When trying to speed up a dev tool, like the swift compiler or the linker, developers may try a few things. For example, they may look through the man page for flags to speed them up (like
-j8 to parallelize
make tasks). Or, they may improvise some caching system on top of the tool to eliminate unnecessary work. But there’s another trick one can try: alternate allocators.
In a previous post, I looked at what allocators are and how the default one for iOS (and really macOS) can be replaced at runtime. In this post, we’ll look at the practical applications of alternate allocators for speeding up dev tools. For many dev tools, this trick can bring at least a modest speedup.
Is using a custom allocator safe?
Allocators are low-level, complicated things, and if they break, very bad things can happen. On the other hand, jemalloc, for example, has been in use for decades, including as the default allocator for FreeBSD. It has also been used with success both for really big iOS apps as well as Mac CI pipelines for big companies.
How to do it
Fortunately, using a different allocator for a tool doesn’t require it to be rebuilt. Instead, for allocators that are designed to swap themselves in, one can just add the environment variable
DYLD_INSERT_LIBRARIES=/path/to/allocator.dylib. One example is jemalloc, which can be built by downloading the jemalloc repo, running
cd jemalloc && ./autogen.sh && make, and using the resulting
Note: for tools that are hardened to strip
DYLD_ environment variables or prevent libraries from being sideloaded, this technique won’t work.

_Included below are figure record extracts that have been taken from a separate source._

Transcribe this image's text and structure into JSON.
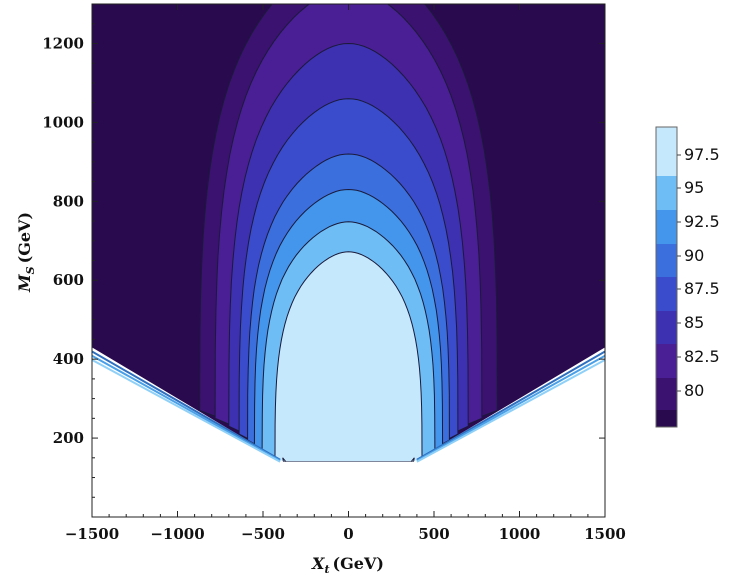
{
  "chart_data": {
    "type": "contour",
    "title": "",
    "xlabel": {
      "base": "X",
      "sub": "t",
      "unit": "(GeV)"
    },
    "ylabel": {
      "base": "M",
      "sub": "S",
      "unit": "(GeV)"
    },
    "xlim": [
      -1500,
      1500
    ],
    "ylim": [
      0,
      1300
    ],
    "x_ticks": [
      -1500,
      -1000,
      -500,
      0,
      500,
      1000,
      1500
    ],
    "x_tick_labels": [
      "−1500",
      "−1000",
      "−500",
      "0",
      "500",
      "1000",
      "1500"
    ],
    "y_ticks": [
      200,
      400,
      600,
      800,
      1000,
      1200
    ],
    "y_tick_labels": [
      "200",
      "400",
      "600",
      "800",
      "1000",
      "1200"
    ],
    "legend_position": "right",
    "levels": [
      {
        "label": "80",
        "value": 80,
        "color": "#2a0a4f"
      },
      {
        "label": "82.5",
        "value": 82.5,
        "color": "#3c1270"
      },
      {
        "label": "85",
        "value": 85,
        "color": "#4a1e94"
      },
      {
        "label": "87.5",
        "value": 87.5,
        "color": "#3d31b2"
      },
      {
        "label": "90",
        "value": 90,
        "color": "#3a4ccc"
      },
      {
        "label": "92.5",
        "value": 92.5,
        "color": "#3c6fde"
      },
      {
        "label": "95",
        "value": 95,
        "color": "#4396ec"
      },
      {
        "label": "97.5",
        "value": 97.5,
        "color": "#6fbdf5"
      }
    ],
    "colorbar_min_color": "#2a0a4f",
    "colorbar_max_color": "#c6e8fd",
    "top_region_color": "#c6e8fd",
    "contour_line_color": "#1a1a3a",
    "excluded_region": {
      "description_color": "#ffffff",
      "min_ms_at_xt0": 140
    }
  }
}
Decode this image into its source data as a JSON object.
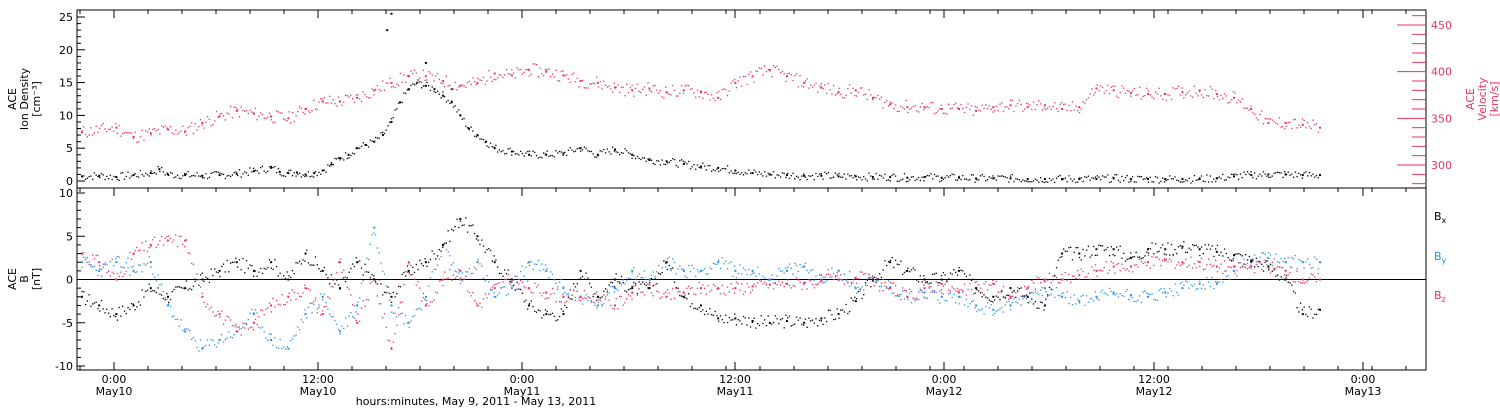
{
  "chart_data": [
    {
      "type": "scatter",
      "title": "",
      "ylabel_left": [
        "ACE",
        "Ion Density",
        "[cm⁻³]"
      ],
      "ylabel_right": [
        "ACE",
        "Velocity",
        "[km/s]"
      ],
      "ylim_left": [
        0,
        26
      ],
      "ylim_right": [
        270,
        465
      ],
      "yticks_left": [
        0,
        5,
        10,
        15,
        20,
        25
      ],
      "yticks_right": [
        300,
        350,
        400,
        450
      ],
      "grid": false,
      "series": [
        {
          "axis": "left",
          "color": "#000000",
          "x": [
            0,
            2,
            4,
            6,
            8,
            9,
            10,
            12,
            14,
            16,
            18,
            20,
            22,
            23,
            24,
            25,
            26,
            27,
            28,
            29,
            30,
            31,
            32,
            33,
            34,
            35,
            36,
            37,
            38,
            39,
            40,
            41,
            42,
            43,
            44,
            45,
            46,
            47,
            48,
            50,
            52,
            54,
            56,
            58,
            60,
            62,
            64,
            66,
            68,
            70,
            72,
            74,
            76,
            78,
            80,
            82,
            84,
            86,
            88,
            90,
            92,
            94,
            96,
            98,
            100,
            102,
            104,
            106,
            108,
            110,
            112,
            114,
            116,
            118,
            120,
            122,
            124,
            126,
            128,
            130,
            132,
            134,
            136,
            138,
            140,
            142,
            144
          ],
          "y": [
            0.7,
            0.8,
            0.6,
            0.9,
            1.2,
            1.8,
            1.0,
            0.9,
            0.8,
            0.9,
            1.1,
            1.5,
            2.0,
            1.4,
            1.2,
            1.3,
            1.0,
            1.2,
            1.6,
            2.5,
            3.5,
            4.0,
            5.0,
            5.5,
            6.0,
            7.0,
            9.0,
            12.0,
            14.0,
            15.0,
            14.5,
            14.0,
            13.0,
            12.0,
            10.0,
            8.0,
            7.0,
            6.0,
            5.0,
            4.5,
            4.0,
            4.0,
            4.2,
            5.0,
            4.0,
            4.8,
            4.0,
            3.2,
            3.0,
            2.6,
            2.2,
            2.0,
            1.6,
            1.2,
            1.0,
            0.9,
            0.8,
            0.8,
            0.7,
            0.7,
            0.6,
            0.6,
            0.5,
            0.6,
            0.5,
            0.5,
            0.4,
            0.4,
            0.4,
            0.3,
            0.3,
            0.3,
            0.3,
            0.3,
            0.4,
            0.3,
            0.3,
            0.3,
            0.3,
            0.3,
            0.4,
            0.7,
            0.9,
            1.0,
            1.0,
            0.9,
            0.9
          ],
          "spikes": [
            {
              "x": 36,
              "y": 25.5
            },
            {
              "x": 35.5,
              "y": 23.0
            },
            {
              "x": 40,
              "y": 18.0
            },
            {
              "x": 43,
              "y": 14.0
            }
          ]
        },
        {
          "axis": "right",
          "color": "#e8335f",
          "x": [
            0,
            4,
            6,
            8,
            10,
            12,
            14,
            16,
            18,
            20,
            22,
            24,
            26,
            28,
            30,
            32,
            34,
            36,
            38,
            40,
            42,
            44,
            46,
            48,
            50,
            52,
            54,
            56,
            58,
            60,
            62,
            64,
            66,
            68,
            70,
            72,
            74,
            76,
            78,
            80,
            82,
            84,
            86,
            88,
            90,
            92,
            94,
            96,
            98,
            100,
            102,
            104,
            106,
            108,
            110,
            112,
            114,
            116,
            118,
            120,
            122,
            124,
            126,
            128,
            130,
            132,
            134,
            136,
            138,
            140,
            142,
            144
          ],
          "y": [
            335,
            340,
            330,
            334,
            338,
            336,
            345,
            352,
            358,
            355,
            352,
            350,
            360,
            368,
            368,
            372,
            380,
            388,
            395,
            395,
            390,
            385,
            388,
            398,
            396,
            402,
            400,
            396,
            390,
            388,
            383,
            380,
            382,
            378,
            380,
            378,
            372,
            388,
            395,
            402,
            395,
            388,
            383,
            378,
            380,
            372,
            365,
            362,
            362,
            360,
            360,
            358,
            362,
            364,
            362,
            364,
            360,
            362,
            382,
            380,
            377,
            376,
            376,
            378,
            380,
            376,
            372,
            360,
            345,
            345,
            343,
            340
          ]
        }
      ]
    },
    {
      "type": "scatter",
      "title": "",
      "ylabel": [
        "ACE",
        "B",
        "[nT]"
      ],
      "ylim": [
        -10.5,
        10.5
      ],
      "yticks": [
        -10,
        -5,
        0,
        5,
        10
      ],
      "zero_line": true,
      "grid": false,
      "legend_position": "right",
      "x_tick_labels": [
        {
          "time": "0:00",
          "date": "May10"
        },
        {
          "time": "12:00",
          "date": "May10"
        },
        {
          "time": "0:00",
          "date": "May11"
        },
        {
          "time": "12:00",
          "date": "May11"
        },
        {
          "time": "0:00",
          "date": "May12"
        },
        {
          "time": "12:00",
          "date": "May12"
        },
        {
          "time": "0:00",
          "date": "May13"
        }
      ],
      "xlabel": "hours:minutes, May  9, 2011 - May 13, 2011",
      "series": [
        {
          "name": "Bx",
          "base": "B",
          "sub": "x",
          "color": "#000000",
          "x": [
            0,
            2,
            4,
            6,
            8,
            10,
            12,
            14,
            16,
            18,
            20,
            22,
            24,
            26,
            28,
            30,
            32,
            34,
            36,
            38,
            40,
            42,
            44,
            46,
            48,
            50,
            52,
            54,
            56,
            58,
            60,
            62,
            64,
            66,
            68,
            70,
            72,
            74,
            76,
            78,
            80,
            82,
            84,
            86,
            88,
            90,
            92,
            94,
            96,
            98,
            100,
            102,
            104,
            106,
            108,
            110,
            112,
            114,
            116,
            118,
            120,
            122,
            124,
            126,
            128,
            130,
            132,
            134,
            136,
            138,
            140,
            142,
            144
          ],
          "y": [
            -2,
            -3,
            -4,
            -3,
            -1,
            -2,
            -1,
            0,
            1,
            2,
            1,
            2,
            0,
            3,
            1,
            -1,
            2,
            0,
            -2,
            1,
            2,
            4,
            7,
            5,
            2,
            0,
            -3,
            -4,
            -4,
            1,
            -2,
            0,
            -1,
            -1,
            2,
            -2,
            -3,
            -4.5,
            -4.5,
            -4.8,
            -5,
            -4.8,
            -5,
            -4.5,
            -4,
            -2.5,
            0,
            2,
            1,
            0,
            0,
            1,
            -1,
            -2,
            -1,
            -2,
            -3,
            3,
            3,
            3.5,
            3.5,
            2.5,
            3.5,
            3.5,
            3.8,
            3.5,
            3.2,
            2.8,
            2.2,
            1.5,
            0,
            -4,
            -3.5
          ]
        },
        {
          "name": "By",
          "base": "B",
          "sub": "y",
          "color": "#2b8fe6",
          "x": [
            0,
            2,
            4,
            6,
            8,
            10,
            12,
            14,
            16,
            18,
            20,
            22,
            24,
            26,
            28,
            30,
            32,
            34,
            36,
            38,
            40,
            42,
            44,
            46,
            48,
            50,
            52,
            54,
            56,
            58,
            60,
            62,
            64,
            66,
            68,
            70,
            72,
            74,
            76,
            78,
            80,
            82,
            84,
            86,
            88,
            90,
            92,
            94,
            96,
            98,
            100,
            102,
            104,
            106,
            108,
            110,
            112,
            114,
            116,
            118,
            120,
            122,
            124,
            126,
            128,
            130,
            132,
            134,
            136,
            138,
            140,
            142,
            144
          ],
          "y": [
            2,
            1,
            2,
            1,
            2,
            -3,
            -6,
            -8,
            -7,
            -6,
            -4,
            -7,
            -8,
            -4,
            -2,
            -6,
            -3,
            6,
            -3,
            -5,
            -2,
            4,
            0,
            2,
            -2,
            -1,
            2,
            1,
            -1,
            -2,
            -3,
            -1,
            1,
            0,
            2,
            1,
            1,
            2,
            1,
            1,
            0,
            1,
            1.5,
            0,
            1,
            -1,
            0,
            -1,
            -2,
            -1.5,
            -2,
            -2,
            -3,
            -3.5,
            -3,
            -2,
            -1,
            -2,
            -2.5,
            -2,
            -1.5,
            -1.8,
            -2,
            -1.5,
            -1,
            -0.5,
            -0.5,
            1,
            2,
            2.5,
            2,
            2,
            2
          ]
        },
        {
          "name": "Bz",
          "base": "B",
          "sub": "z",
          "color": "#e8335f",
          "x": [
            0,
            2,
            4,
            6,
            8,
            10,
            12,
            14,
            16,
            18,
            20,
            22,
            24,
            26,
            28,
            30,
            32,
            34,
            36,
            38,
            40,
            42,
            44,
            46,
            48,
            50,
            52,
            54,
            56,
            58,
            60,
            62,
            64,
            66,
            68,
            70,
            72,
            74,
            76,
            78,
            80,
            82,
            84,
            86,
            88,
            90,
            92,
            94,
            96,
            98,
            100,
            102,
            104,
            106,
            108,
            110,
            112,
            114,
            116,
            118,
            120,
            122,
            124,
            126,
            128,
            130,
            132,
            134,
            136,
            138,
            140,
            142,
            144
          ],
          "y": [
            3,
            2,
            0,
            3,
            4,
            4.5,
            4.5,
            -2,
            -4,
            -6,
            -5,
            -3,
            -2,
            -1,
            -4,
            2,
            -5,
            0,
            -8,
            2,
            -3,
            0,
            1,
            -3,
            -1,
            0,
            -1,
            -1.5,
            -2,
            -2,
            -2,
            -3,
            -1.5,
            -1,
            -2,
            -1.5,
            -1,
            -1,
            -1,
            -0.8,
            -0.6,
            -0.5,
            -0.4,
            -0.2,
            0,
            0.2,
            -0.2,
            -1,
            -2,
            -1,
            -0.5,
            -1.5,
            -1,
            -0.5,
            -2,
            -1,
            0,
            0,
            0.5,
            1,
            1.5,
            1.5,
            2,
            2.2,
            2,
            2,
            1.5,
            1.5,
            1.5,
            1.5,
            1,
            0,
            0
          ]
        }
      ]
    }
  ]
}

Objective-C, C++, and Swift compilation can be sped up by swapping out the allocator. The impact for Objective-C in debug builds can be smaller, but for Swift and C++, especially for builds with optimizations, it can reduce time taken by 10% or more. We can change the allocator for swift, for example, by creating a small shell script:
export DYLD_INSERT_LIBRARIES=/path/to/libalternate_malloc.dylib # Just calling /usr/bin/swiftc doesn't seem to work (maybe /usr/bin/swiftc is hardened?), so instead call the actual swiftc binary in the toolchain exec `xcode-select -p`/Toolchains/XcodeDefault.xctoolchain/usr/bin/swiftc "$@"
Then, set the Xcode build variable
SWIFT_EXEC = /path/to/my_swiftc.sh, and it will have the swift compiler use this alternate allocator. Similarly, clang can be set with
CC = /path/to/my_clang.sh.
llvm-profdata is a tool that takes the code coverage results from different test runs and merges them together to get the overall code coverage for a test suite. At one company, this step was adding 40 seconds to CI time, but with jemalloc it was cut in half to 20 seconds.
Estimating the potential performance gain
One easy way to know if a tool could be sped up through a different allocator, aside from just timing it with/without a different one, is to profile that tool with the Time Profiler. Although it may surprise some, ordinary mac executables can be profiled in Instruments, even if they weren’t built by the developer themself. The executable can either be selected in Time Profiler and have its flags specified, or else a trace of all processes can be run while the executable is running. If a lot of time seems to be taken up by
free, then there’s more potential gain by using a different allocator. Although the performance impact of allocation is a complicated beast, this is a good litmus test to decide if it’s worth trying.
Which Alternate Allocator To Use?
jemalloc is a great choice because of its speed and its level of support on macOS (probably the highest level for any alternate allocator out there). The only other one I’m aware of with solid macOS support, both for the allocator itself and for seamlessly inserting it as the default, is mimalloc. In my testing, jemalloc and mimalloc seemed to have pretty similar performance, so I’d just stick with jemalloc. I also tested a simple bump allocator that never frees any memory and just allocates forever, but it generally seemed slower.
Apple’s default allocator is rock-solid and has some nice logging tools with it, but unfortunately it seems slower than other battle-tested allocators (please reach out if you know of exceptions). By replacing it in key places, one can reduce bottlenecks.